Se nel mondo occidentale i diversi paradigmi culturali appaiono maggiormente distinti, nel medio oriente una singola IdeoCultura religiosa egemone (l’Islam) ha finito con l’asservire tutti gli ambiti culturali concorrenti, inglobando e definendo le specifiche caratteristiche sociali, mercantili e militari delle collettività che in essa si identificano. Per contrasto, dove l’ambito religioso è stato fortemente represso, come nei paesi ex-comunisti, l’egemonia è stata successivamente conquistata da IdeoCulture militari (Cuba, Nord Corea) o amministrativo/produttive (Cina e Russia).

Un’IdeoCultura egemone non mirerà all’annientamento delle altre IdeoCulture, bensì al loro asservimento, ponendosi al vertice di una piramide collocata al di sopra delle altre IdeoCulture. Questa commistione crea le condizioni per cui un’IdeoCultura egemone possa essere sovvertita dall’imprevisto successo di un’altra ad essa asservita.

I meccanismi di manipolazione reciproca tra IdeoCulture, e gli equilibri che ne conseguono, possono dar conto della varietà di organizzazioni sociali osservabile nelle diverse aree geografiche mondiali.

12 – Frammentazione e moltiplicazione

Va segnalato un ulteriore processo evolutivo nella natura piramidale di un’IdeoCultura: quando questa cresce in dimensioni ed importanza, gruppi di suoi fautori tendono ad aggregarsi spontaneamente in società di interesse, gilde, corporazioni, caste, in una dinamica che induce l’evoluzione dell’IdeoCultura stessa da aggregato delle ambizioni di singoli individui ad aggregato delle aspettative di gruppi coesi di individui che ne incarnano le diverse sfumature.

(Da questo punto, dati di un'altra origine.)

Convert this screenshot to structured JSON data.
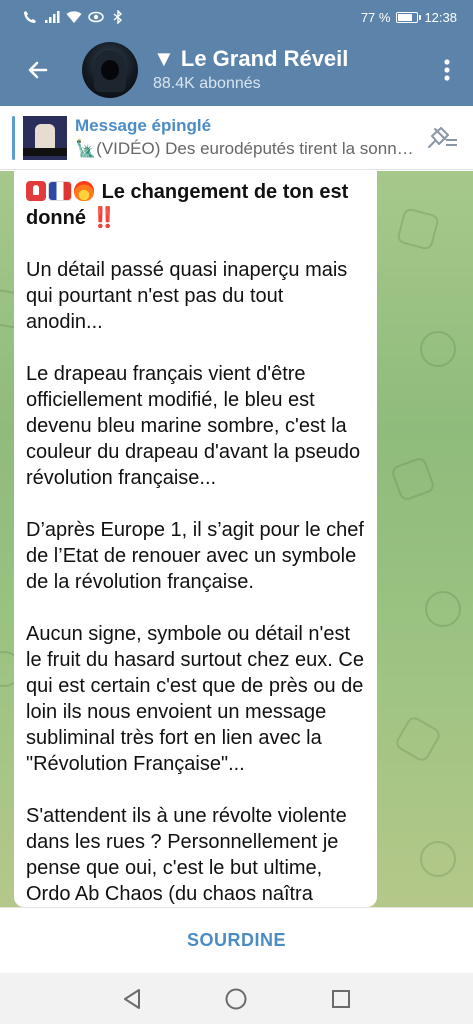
{
  "status_bar": {
    "battery_text": "77 %",
    "battery_level": 0.77,
    "time": "12:38",
    "icons": [
      "call-icon",
      "signal-icon",
      "wifi-icon",
      "eye-icon",
      "bluetooth-icon",
      "battery-icon"
    ]
  },
  "header": {
    "title": "▼ Le Grand Réveil",
    "subscribers": "88.4K abonnés"
  },
  "pinned": {
    "label": "Message épinglé",
    "preview": "🗽(VIDÉO) Des eurodéputés tirent la sonnette d'alarme"
  },
  "message": {
    "heading": "Le changement de ton est donné",
    "heading_suffix": "‼️",
    "paragraphs": [
      "Un détail passé quasi inaperçu mais qui pourtant n'est pas du tout anodin...",
      "Le drapeau français vient d'être officiellement modifié, le bleu est devenu bleu marine sombre, c'est la couleur du drapeau d'avant la pseudo révolution française...",
      "D’après Europe 1, il s’agit pour le chef de l’Etat de renouer avec un symbole de la révolution française.",
      "Aucun signe, symbole ou détail n'est le fruit du hasard surtout chez eux. Ce qui est certain c'est que de près ou de loin ils nous envoient un message subliminal très fort en lien avec la \"Révolution Française\"...",
      "S'attendent ils à une révolte violente dans les rues ? Personnellement je pense que oui, c'est le but ultime, Ordo Ab Chaos (du chaos naîtra l'ordre)."
    ]
  },
  "bottom": {
    "mute_label": "SOURDINE"
  },
  "colors": {
    "header_bg": "#5c84ab",
    "accent": "#4c8cc4",
    "chat_bg": "#9cc382"
  }
}
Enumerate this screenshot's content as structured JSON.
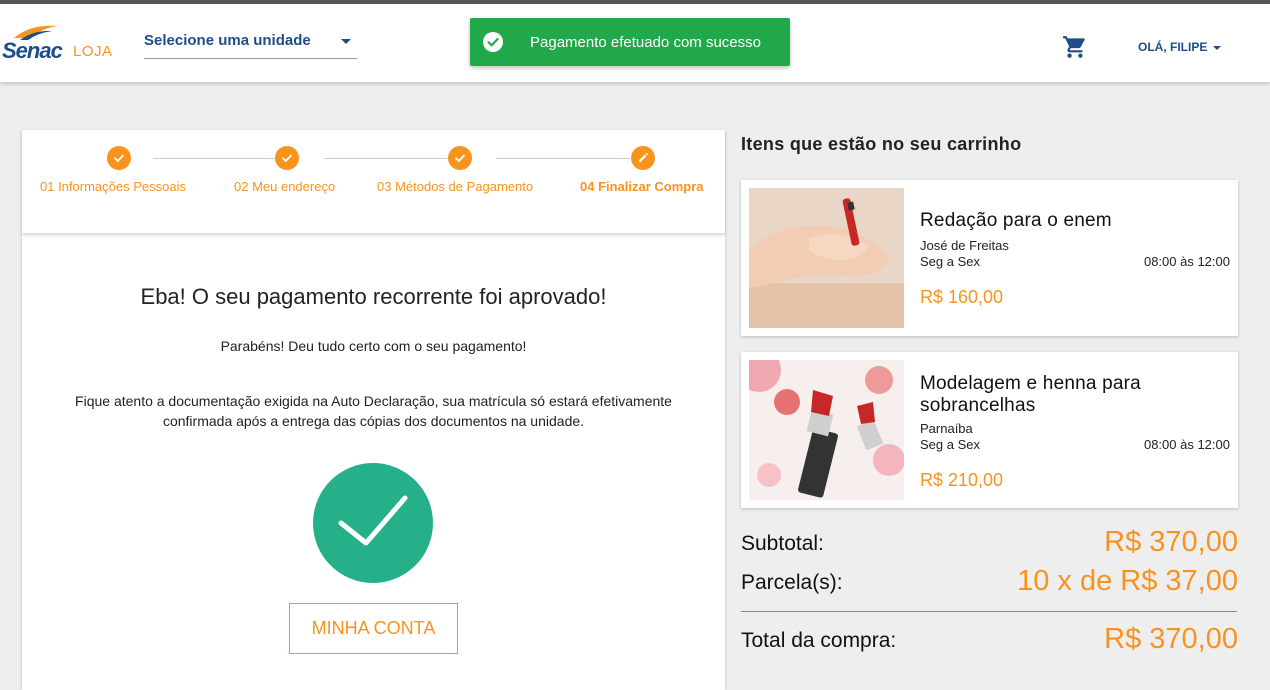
{
  "header": {
    "logo_text": "Senac",
    "logo_sub": "LOJA",
    "unit_select_label": "Selecione uma unidade",
    "toast_message": "Pagamento efetuado com sucesso",
    "user_greeting": "OLÁ, FILIPE",
    "icons": [
      "cart-icon",
      "check-circle-icon",
      "chevron-down-icon"
    ]
  },
  "stepper": {
    "steps": [
      {
        "label": "01 Informações Pessoais",
        "status": "done"
      },
      {
        "label": "02 Meu endereço",
        "status": "done"
      },
      {
        "label": "03 Métodos de Pagamento",
        "status": "done"
      },
      {
        "label": "04 Finalizar Compra",
        "status": "active"
      }
    ]
  },
  "main": {
    "title": "Eba! O seu pagamento recorrente foi aprovado!",
    "subtitle": "Parabéns! Deu tudo certo com o seu pagamento!",
    "note": "Fique atento a documentação exigida na Auto Declaração, sua matrícula só estará efetivamente confirmada após a entrega das cópias dos documentos na unidade.",
    "account_button": "MINHA CONTA"
  },
  "cart": {
    "title": "Itens que estão no seu carrinho",
    "items": [
      {
        "name": "Redação para o enem",
        "teacher": "José de Freitas",
        "days": "Seg a Sex",
        "hours": "08:00 às 12:00",
        "price": "R$ 160,00"
      },
      {
        "name": "Modelagem e henna para sobrancelhas",
        "teacher": "Parnaíba",
        "days": "Seg a Sex",
        "hours": "08:00 às 12:00",
        "price": "R$ 210,00"
      }
    ],
    "subtotal_label": "Subtotal:",
    "subtotal_value": "R$ 370,00",
    "installments_label": "Parcela(s):",
    "installments_value": "10 x de R$ 37,00",
    "total_label": "Total da compra:",
    "total_value": "R$ 370,00"
  },
  "colors": {
    "accent": "#f7931e",
    "brand": "#1d4e89",
    "success": "#21a84a",
    "check": "#26b08a"
  }
}
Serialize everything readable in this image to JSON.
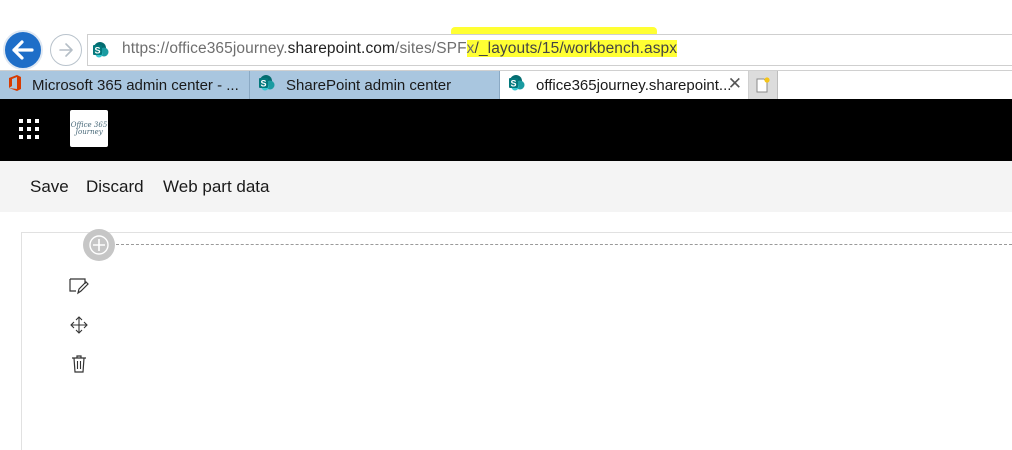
{
  "browser": {
    "url": {
      "host_prefix": "https://",
      "host_sub": "office365journey.",
      "host_domain": "sharepoint.com",
      "path_plain": "/sites/SPF",
      "path_highlight_start": "x",
      "path_highlight": "/_layouts/15/workbench.aspx"
    },
    "tabs": [
      {
        "label": "Microsoft 365 admin center - ...",
        "icon": "office-icon",
        "state": "inactive"
      },
      {
        "label": "SharePoint admin center",
        "icon": "sharepoint-icon",
        "state": "inactive"
      },
      {
        "label": "office365journey.sharepoint...",
        "icon": "sharepoint-icon",
        "state": "active",
        "close": "✕"
      }
    ],
    "icons": {
      "back": "back-arrow-icon",
      "forward": "forward-arrow-icon",
      "new_tab": "new-tab-icon"
    },
    "colors": {
      "back_button": "#1e6ec8",
      "inactive_tab": "#a9c6df",
      "highlight": "#ffff33"
    }
  },
  "suite_bar": {
    "logo_text": "Office 365\nJourney",
    "icons": {
      "app_launcher": "waffle-icon",
      "logo": "site-logo"
    },
    "background": "#000000"
  },
  "command_bar": {
    "save": "Save",
    "discard": "Discard",
    "web_part_data": "Web part data"
  },
  "canvas": {
    "icons": [
      "add-icon",
      "edit-icon",
      "move-icon",
      "delete-icon"
    ]
  }
}
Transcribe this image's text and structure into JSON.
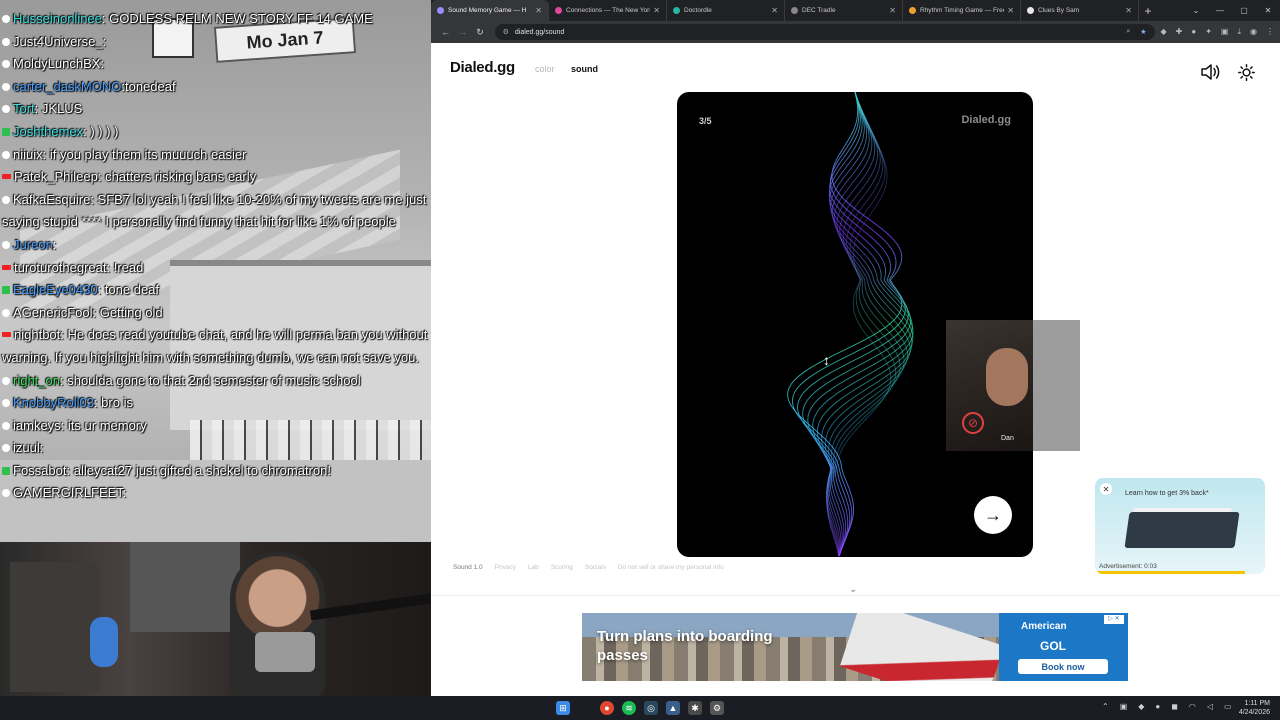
{
  "stream": {
    "game_sign": "Mo Jan 7",
    "chat": [
      {
        "user": "Husseinonlinee",
        "text": ": GODLESS RELM NEW STORY FF 14 GAME",
        "badge": "sub",
        "color": "#3fe0e0"
      },
      {
        "user": "Just4Universe_",
        "text": ":",
        "badge": "sub",
        "color": "#ffffff"
      },
      {
        "user": "MoldyLunchBX",
        "text": ":",
        "badge": "sub",
        "color": "#ffffff"
      },
      {
        "user": "carter_daskMONO",
        "text": ":tonedeaf",
        "badge": "sub",
        "color": "#4aa0ff"
      },
      {
        "user": "Tort",
        "text": ": JKLUS",
        "badge": "sub",
        "color": "#3fe0e0"
      },
      {
        "user": "Joshthemex",
        "text": ": ) ) ) )",
        "badge": "mod",
        "color": "#3fe0e0"
      },
      {
        "user": "niiuix",
        "text": ": if you play them its muuuch easier",
        "badge": "sub",
        "color": "#ffffff"
      },
      {
        "user": "Patek_Phileep",
        "text": ": chatters risking bans early",
        "badge": "bot",
        "color": "#ffffff"
      },
      {
        "user": "KafkaEsquire",
        "text": ": SFB7 lol yeah I feel like 10-20% of my tweets are me just saying stupid **** I personally find funny that hit for like 1% of people",
        "badge": "sub",
        "color": "#ffffff"
      },
      {
        "user": "Jureon",
        "text": ":",
        "badge": "sub",
        "color": "#4aa0ff"
      },
      {
        "user": "turoturothegreat",
        "text": ": !read",
        "badge": "bot",
        "color": "#ffffff"
      },
      {
        "user": "EagleEye0430",
        "text": ": tone deaf",
        "badge": "mod",
        "color": "#4aa0ff"
      },
      {
        "user": "AGenericFool",
        "text": ": Getting old",
        "badge": "sub",
        "color": "#ffffff"
      },
      {
        "user": "nightbot",
        "text": ": He does read youtube chat, and he will perma ban you without warning. If you highlight him with something dumb, we can not save you.",
        "badge": "bot",
        "color": "#ffffff"
      },
      {
        "user": "right_on",
        "text": ": shoulda gone to that 2nd semester of music school",
        "badge": "sub",
        "color": "#3fe060"
      },
      {
        "user": "KnobbyRoll03",
        "text": ": bro is",
        "badge": "sub",
        "color": "#4aa0ff"
      },
      {
        "user": "iamkeys",
        "text": ": its ur memory",
        "badge": "sub",
        "color": "#ffffff"
      },
      {
        "user": "izuul",
        "text": ":",
        "badge": "sub",
        "color": "#ffffff"
      },
      {
        "user": "Fossabot",
        "text": ": alleycat27 just gifted a shekel to chromatron!",
        "badge": "mod",
        "color": "#ffffff"
      },
      {
        "user": "GAMERGIRLFEET",
        "text": ":",
        "badge": "sub",
        "color": "#ffffff"
      }
    ]
  },
  "browser": {
    "tabs": [
      {
        "title": "Sound Memory Game — H",
        "favicon_color": "#9b8cff",
        "active": true
      },
      {
        "title": "Connections — The New York",
        "favicon_color": "#e0489a",
        "active": false
      },
      {
        "title": "Doctordle",
        "favicon_color": "#2ab5a5",
        "active": false
      },
      {
        "title": "DEC Tradle",
        "favicon_color": "#888888",
        "active": false
      },
      {
        "title": "Rhythm Timing Game — Free",
        "favicon_color": "#f0a030",
        "active": false
      },
      {
        "title": "Clues By Sam",
        "favicon_color": "#e8e8e8",
        "active": false
      }
    ],
    "url": "dialed.gg/sound",
    "newtab_label": "+"
  },
  "page": {
    "logo": "Dialed.gg",
    "nav_color": "color",
    "nav_sound": "sound",
    "round": "3/5",
    "card_brand": "Dialed.gg",
    "next_glyph": "→",
    "footer": [
      "Sound 1.0",
      "Privacy",
      "Lab",
      "Scoring",
      "Socials",
      "Do not sell or share my personal info"
    ],
    "chevron": "⌄",
    "cam_name": "Dan"
  },
  "video_ad": {
    "title": "Learn how to get 3% back*",
    "label": "Advertisement: 0:03"
  },
  "banner_ad": {
    "headline": "Turn plans into boarding passes",
    "brand": "American",
    "logo": "GOL",
    "cta": "Book now"
  },
  "taskbar": {
    "time": "1:11 PM",
    "date": "4/24/2026"
  }
}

Così l’IdeoCultura militare si differenzia in una varietà di corpi e discipline (esercito, aeronautica, marina); l’IdeoCultura mercantile è polverizzata in una moltitudine di settori e di marchi (brand) all’interno dei settori; ogni IdeoCultura religiosa è animata da un ventaglio di correnti filosofiche distinte (solo nel cristianesimo: benedettini, gesuiti, domenicani, francescani, etc).

Ogni singola sub-IdeoCultura partecipa alla propria IdeoCultura complessiva, pur continuando a competere, all’interno della stessa ‘piramide’, con le altre sub-IdeoCulture. Questo processo è parte dell’evoluzione piramidale delle IdeoCulture.

Ne discendono variazioni degli equilibri interni, sommovimenti, egemonie temporanee di un settore sugli altri, più raramente sbilanciamento degli equilibri complessivi. Tale sviluppo va considerato semplicemente come una ulteriore articolazione che si produce come adattamento, in risposta ad un aumento della complessità.

13 – Crisi

Il successo, quando non l’egemonia, di un’IdeoCultura discende dalla sua efficacia nella generazione di ricchezza e benessere a favore della collettività che in essa si identifica. Nei periodi di crisi, quando tale efficienza declina e le società perdono l’equilibrio precedentemente conquistato, può verificarsi l’abbandono collettivo di un’IdeoCultura in favore di un impianto ideologico alternativo.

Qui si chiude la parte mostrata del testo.